The situation with sulphur (S) is different to phosphorus (P), and a sulphur deficiency can develop very quickly (within 12 months). Sulphur becomes  available from the soil organic matter in roughly the same proportions that is required by the plants. However, it leaches easily in a high rainfall climate (e.g. South Island West Coast) and in a very dry climate, like the Mackenzie country, sufficient S will never become available from natural processes. So S nutrients need to be constantly added. Furthermore, the soil test for available S is very unreliable.

In the early spring, clovers will benefit from additional elemental sulphur, rather than nitrogen, as low temperatures can limit the release of soil sulphur.

Potassium (K) is different again with a relatively large proportion of the element present in the animal/plant cycle so potentially liable to be removed each year. There is disagreement among soil scientists as to whether this element is in general decline in NZ soils. Optimum K levels are 7-10.

Remembering that nitrogen is the most limiting element, there is no reliable test for available nitrogen in NZ soils, although we can estimate it and look for signs in the plants. Adequate N in the clovers is 4-5% and optimum legume content in pastures 30-40%.

Table 2 highlights some interesting issues.

First, urea is still the cheapest form of nitrogen (N), although not by much, especially when the value of sulphur (S) in AMMO 31 and the value of nitrogen in DAP is accounted for.

Secondly, applying maintenance fertiliser at 20kg/ha P, 10kg/ha K, 20kg/ha S) there are two lessons.

First, 250kg/ha 15% pot super (P-K-S: 20-17.5-22.5) will cost $204/ha, whereas 250kg/ha 15% straight super with 20kg/ha potassium chloride (0-0-48-0) added (blend 22.5-10-27.5), will cost $189/ha, a 8% saving.

Another way to “skin the cat” is to apply 100kg/ha DAP (18-20-0-0) with 20kg/ha KCL (0-0-48-0) and 100kg/ha sulphur super 20 (0-8-0-20). This gives a 18-28-48-20/t blend, or 18-20-10-20/hectare. The applied cost is $288/ha, which is $10.28/kg P. However, if you apply the $189/ha in the super/KCL example in the paragraph above as the opportunity cost, the N cost is $5.50/kg.

Second, assuming a hill country pasture grows eight tonnes of drymatter/ha per year; with 75% grass, a nitrogen input of 250-300kg/ha would be required to grow this pasture.

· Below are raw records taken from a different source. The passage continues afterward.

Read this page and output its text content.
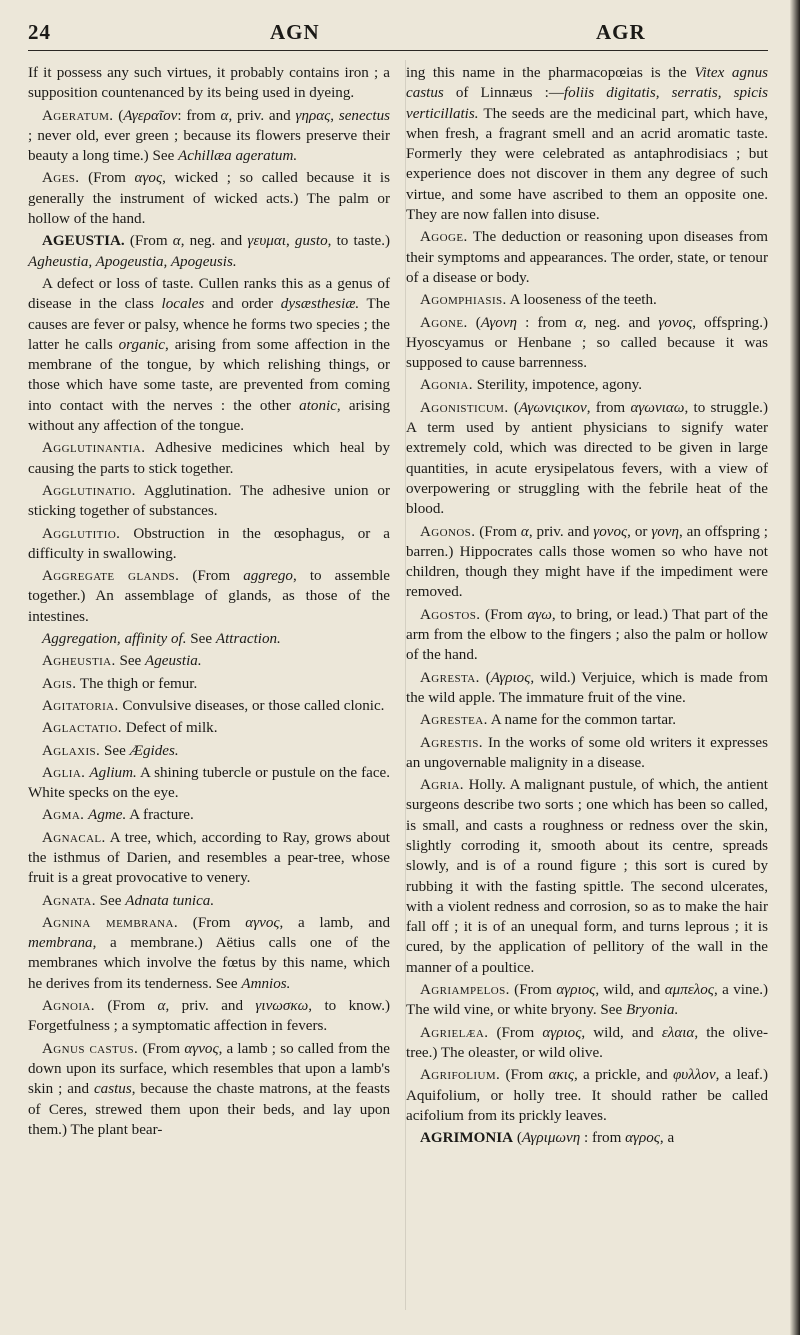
24	AGN	AGR

If it possess any such virtues, it probably contains iron ; a supposition countenanced by its being used in dyeing.

Ageratum. (Αγεραῖον: from α, priv. and γηρας, senectus ; never old, ever green ; because its flowers preserve their beauty a long time.) See Achillæa ageratum.

Ages. (From αγος, wicked ; so called because it is generally the instrument of wicked acts.) The palm or hollow of the hand.

AGEUSTIA. (From α, neg. and γευμαι, gusto, to taste.) Agheustia, Apogeustia, Apogeusis.

A defect or loss of taste. Cullen ranks this as a genus of disease in the class locales and order dysæsthesiæ. The causes are fever or palsy, whence he forms two species ; the latter he calls organic, arising from some affection in the membrane of the tongue, by which relishing things, or those which have some taste, are prevented from coming into contact with the nerves : the other atonic, arising without any affection of the tongue.

Agglutinantia. Adhesive medicines which heal by causing the parts to stick together.

Agglutinatio. Agglutination. The adhesive union or sticking together of substances.

Agglutitio. Obstruction in the œsophagus, or a difficulty in swallowing.

Aggregate glands. (From aggrego, to assemble together.) An assemblage of glands, as those of the intestines.

Aggregation, affinity of. See Attraction.

Agheustia. See Ageustia.

Agis. The thigh or femur.

Agitatoria. Convulsive diseases, or those called clonic.

Aglactatio. Defect of milk.

Aglaxis. See Ægides.

Aglia. Aglium. A shining tubercle or pustule on the face. White specks on the eye.

Agma. Agme. A fracture.

Agnacal. A tree, which, according to Ray, grows about the isthmus of Darien, and resembles a pear-tree, whose fruit is a great provocative to venery.

Agnata. See Adnata tunica.

Agnina membrana. (From αγνος, a lamb, and membrana, a membrane.) Aëtius calls one of the membranes which involve the fœtus by this name, which he derives from its tenderness. See Amnios.

Agnoia. (From α, priv. and γινωσκω, to know.) Forgetfulness ; a symptomatic affection in fevers.

Agnus castus. (From αγνος, a lamb ; so called from the down upon its surface, which resembles that upon a lamb's skin ; and castus, because the chaste matrons, at the feasts of Ceres, strewed them upon their beds, and lay upon them.) The plant bear-

ing this name in the pharmacopœias is the Vitex agnus castus of Linnæus :—foliis digitatis, serratis, spicis verticillatis. The seeds are the medicinal part, which have, when fresh, a fragrant smell and an acrid aromatic taste. Formerly they were celebrated as antaphrodisiacs ; but experience does not discover in them any degree of such virtue, and some have ascribed to them an opposite one. They are now fallen into disuse.

Agoge. The deduction or reasoning upon diseases from their symptoms and appearances. The order, state, or tenour of a disease or body.

Agomphiasis. A looseness of the teeth.

Agone. (Αγονη : from α, neg. and γονος, offspring.) Hyoscyamus or Henbane ; so called because it was supposed to cause barrenness.

Agonia. Sterility, impotence, agony.

Agonisticum. (Αγωνιςικον, from αγωνιαω, to struggle.) A term used by antient physicians to signify water extremely cold, which was directed to be given in large quantities, in acute erysipelatous fevers, with a view of overpowering or struggling with the febrile heat of the blood.

Agonos. (From α, priv. and γονος, or γονη, an offspring ; barren.) Hippocrates calls those women so who have not children, though they might have if the impediment were removed.

Agostos. (From αγω, to bring, or lead.) That part of the arm from the elbow to the fingers ; also the palm or hollow of the hand.

Agresta. (Αγριος, wild.) Verjuice, which is made from the wild apple. The immature fruit of the vine.

Agrestea. A name for the common tartar.

Agrestis. In the works of some old writers it expresses an ungovernable malignity in a disease.

Agria. Holly. A malignant pustule, of which, the antient surgeons describe two sorts ; one which has been so called, is small, and casts a roughness or redness over the skin, slightly corroding it, smooth about its centre, spreads slowly, and is of a round figure ; this sort is cured by rubbing it with the fasting spittle. The second ulcerates, with a violent redness and corrosion, so as to make the hair fall off ; it is of an unequal form, and turns leprous ; it is cured, by the application of pellitory of the wall in the manner of a poultice.

Agriampelos. (From αγριος, wild, and αμπελος, a vine.) The wild vine, or white bryony. See Bryonia.

Agrielæa. (From αγριος, wild, and ελαια, the olive-tree.) The oleaster, or wild olive.

Agrifolium. (From ακις, a prickle, and φυλλον, a leaf.) Aquifolium, or holly tree. It should rather be called acifolium from its prickly leaves.

AGRIMONIA (Αγριμωνη : from αγρος, a
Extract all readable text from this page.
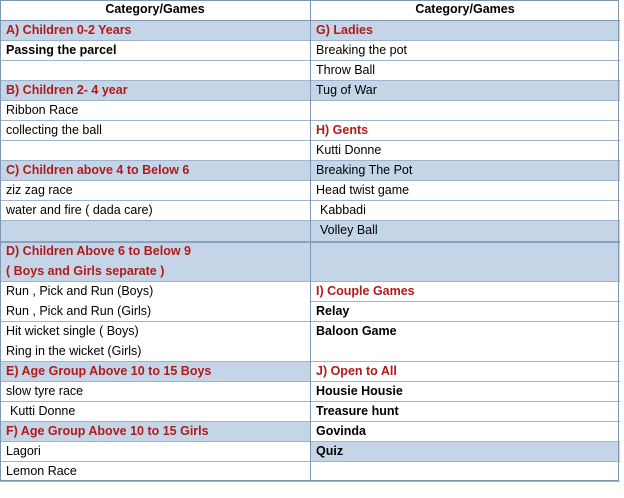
Category/Games
A) Children 0-2 Years
Passing the parcel
B) Children 2- 4 year
Ribbon Race
collecting the ball
C) Children above 4 to Below 6
ziz zag race
water and fire ( dada care)
D) Children Above 6 to Below 9
( Boys and Girls separate )
Run , Pick and Run (Boys)
Run , Pick and Run (Girls)
Hit wicket single ( Boys)
Ring in the wicket (Girls)
E) Age Group Above 10 to 15 Boys
slow tyre race
Kutti Donne
F) Age Group Above 10 to 15 Girls
Lagori
Lemon Race
Category/Games
G) Ladies
Breaking the pot
Throw Ball
Tug of War
H) Gents
Kutti Donne
Breaking The Pot
Head twist game
Kabbadi
Volley Ball
I) Couple Games
Relay
Baloon Game
J) Open to All
Housie Housie
Treasure hunt
Govinda
Quiz
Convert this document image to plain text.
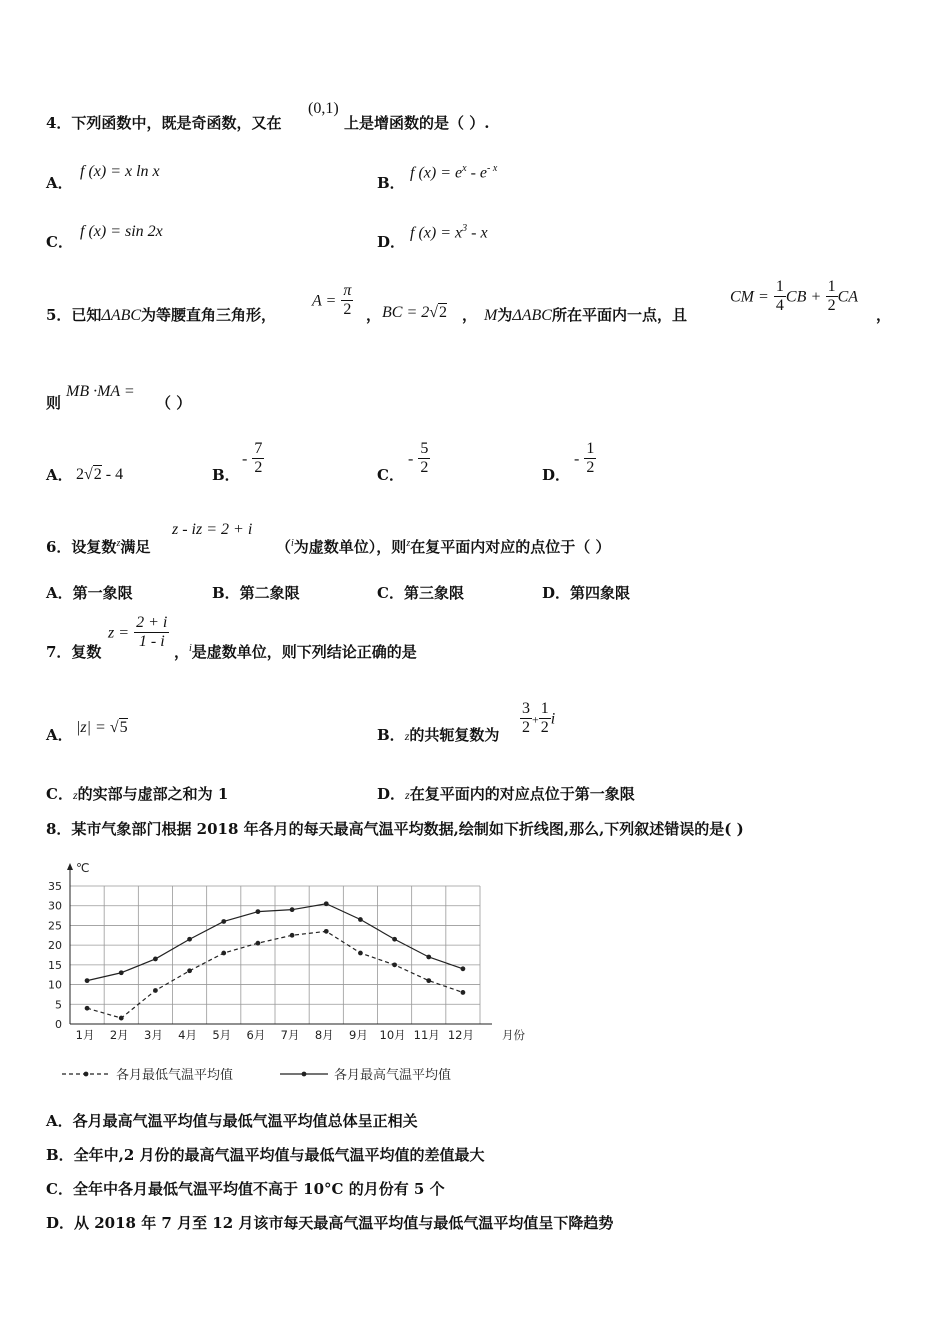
4．下列函数中，既是奇函数，又在
(0,1)
上是增函数的是（ ）.
A．
f (x) = x ln x
B．
f $(x) = e^x - e^{- x}$
C．
f (x) = sin 2x
D．
f $(x) = x^3 - x$
5．已知ΔABC为等腰直角三角形，
$A = \frac{\pi}{2}$ ， BC = 2√2 ， M为ΔABC所在平面内一点，且
CM = $\frac{1}{4}$ CB + $\frac{1}{2}$ CA
，
则
MB ·MA =
（ ）
A． 2√2 - 4	B．
- $\frac{7}{2}$	C．
- $\frac{5}{2}$	D．
- $\frac{1}{2}$
6．设复数$^z$满足
z - iz = 2 + i
（$^i$为虚数单位），则$^z$在复平面内对应的点位于（ ）
A．第一象限	B．第二象限	C．第三象限	D．第四象限
7．复数
$z = \frac{2 + i}{1 - i}$
，$^i$是虚数单位，则下列结论正确的是
A． |z| = √5	B．z的共轭复数为 $\frac{3}{2} + \frac{1}{2}$ i
C．z的实部与虚部之和为 1	D．z在复平面内的对应点位于第一象限
8．某市气象部门根据 2018 年各月的每天最高气温平均数据,绘制如下折线图,那么,下列叙述错误的是( )
0
5
10
15
20
25
30
35
℃
1月 2月 3月 4月 5月 6月 7月 8月 9月 10月 11月 12月 月份
各月最低气温平均值	各月最高气温平均值
A．各月最高气温平均值与最低气温平均值总体呈正相关
B．全年中,2 月份的最高气温平均值与最低气温平均值的差值最大
C．全年中各月最低气温平均值不高于 10°C 的月份有 5 个
D．从 2018 年 7 月至 12 月该市每天最高气温平均值与最低气温平均值呈下降趋势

Applied as urea at $3.52c/kg N, the cost would be $1056/ha/year (300kg N/ha, 13.2c/kg DM), compared to the $190 to $205/ha/year to maintain a grass/clover pasture (2.5c/kg DM). In addition the pasture quality, as a livestock feed, will be higher due to the clover.

Prioritising expenditure away from fertiliser to increasing lime, which has only increased by the cost of application and freight, could be considered, especially if the farm is marginal in some areas for pH. Quantifying the immediate benefits of lime is difficult, however, there are long term improvements to soil organic matter.

To optimise the use of the fertiliser spend the farmer could consider prioritising different land classes with the most fertiliser going on to the most responsive soils. Either the best soils, higher rainfall areas, or the summer country in high rainfall areas, or shady country in dryer climates. Being very clear about environmental regulations is also a help here. Well subdivided paddocks utilise feed better.

In summary, farmers are having to react to rising costs with fertiliser being one of the biggest. Keep an eye on the most limiting NPK nutrient. Cashflow for hill country farmers is good at the moment. If farmers are having difficulty achieving their fertiliser goals, they may have a balance sheet issue.